CVE-2024-56361: 
PHP vulnerability analysis and mitigation

A stored cross-site scripting (XSS) vulnerability was identified in LGSL (Live Game Server List) before version 7.0.0. The vulnerability exists in the function lgsl_query_40 within lgsl_protocol.php, which implements an HTTP crawler. When making requests to registered game servers, the crawler processes responses from the /info endpoint without proper sanitization, allowing malicious JavaScript to be rendered on the info page through lgsl_details.php (GitHub Advisory).

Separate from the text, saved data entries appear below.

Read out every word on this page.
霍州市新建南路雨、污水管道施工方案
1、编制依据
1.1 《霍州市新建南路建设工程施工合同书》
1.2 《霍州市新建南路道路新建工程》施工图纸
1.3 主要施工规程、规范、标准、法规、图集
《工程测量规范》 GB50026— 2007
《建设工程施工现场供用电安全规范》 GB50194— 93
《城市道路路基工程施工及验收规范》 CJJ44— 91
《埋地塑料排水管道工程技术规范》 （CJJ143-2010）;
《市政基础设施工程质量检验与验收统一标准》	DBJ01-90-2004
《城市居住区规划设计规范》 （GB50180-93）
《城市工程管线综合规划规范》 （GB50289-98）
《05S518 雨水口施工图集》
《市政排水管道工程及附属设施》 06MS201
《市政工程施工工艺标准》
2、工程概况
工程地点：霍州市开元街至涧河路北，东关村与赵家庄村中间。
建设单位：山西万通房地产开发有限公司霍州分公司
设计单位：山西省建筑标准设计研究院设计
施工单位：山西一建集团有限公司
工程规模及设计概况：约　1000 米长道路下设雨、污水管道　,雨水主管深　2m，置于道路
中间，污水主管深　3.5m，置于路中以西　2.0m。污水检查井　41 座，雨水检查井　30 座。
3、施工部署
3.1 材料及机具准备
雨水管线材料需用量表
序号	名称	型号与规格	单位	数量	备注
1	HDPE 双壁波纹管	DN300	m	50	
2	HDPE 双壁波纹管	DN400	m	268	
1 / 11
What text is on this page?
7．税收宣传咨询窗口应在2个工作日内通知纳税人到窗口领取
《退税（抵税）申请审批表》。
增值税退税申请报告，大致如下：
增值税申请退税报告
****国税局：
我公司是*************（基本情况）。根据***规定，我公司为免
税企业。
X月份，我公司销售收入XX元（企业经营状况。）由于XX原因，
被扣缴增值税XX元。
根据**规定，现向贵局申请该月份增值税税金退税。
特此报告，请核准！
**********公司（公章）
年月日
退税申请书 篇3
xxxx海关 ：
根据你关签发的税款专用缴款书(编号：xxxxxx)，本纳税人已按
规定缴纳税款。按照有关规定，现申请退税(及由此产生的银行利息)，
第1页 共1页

The vulnerability stems from improper sanitization of user input in the lgsl_query_40 function. When the function makes requests to registered game servers and processes responses from the /info endpoint, the received data is not properly sanitized before being displayed via lgsl_details.php. The CVSS v4.0 base score for this vulnerability is 5.3 (Medium), with the vector string CVSS:4.0/AV:N/AC:L/AT:N/PR:N/UI:P/VC:L/VI:L/VA:N/SC:N/SI:N/SA:N (NVD).

When successfully exploited, this vulnerability allows attackers to inject and execute malicious JavaScript code that will affect all users who access the affected page. The stored nature of the XSS means that the malicious payload persists on the server and is served to any user viewing the compromised page (GitHub Advisory).

The vulnerability has been fixed in version 7.0.0 by implementing output encoding via htmlentities. The fix includes proper sanitization of user input using htmlentities() with ENT_QUOTES and UTF-8 encoding (GitHub Commit).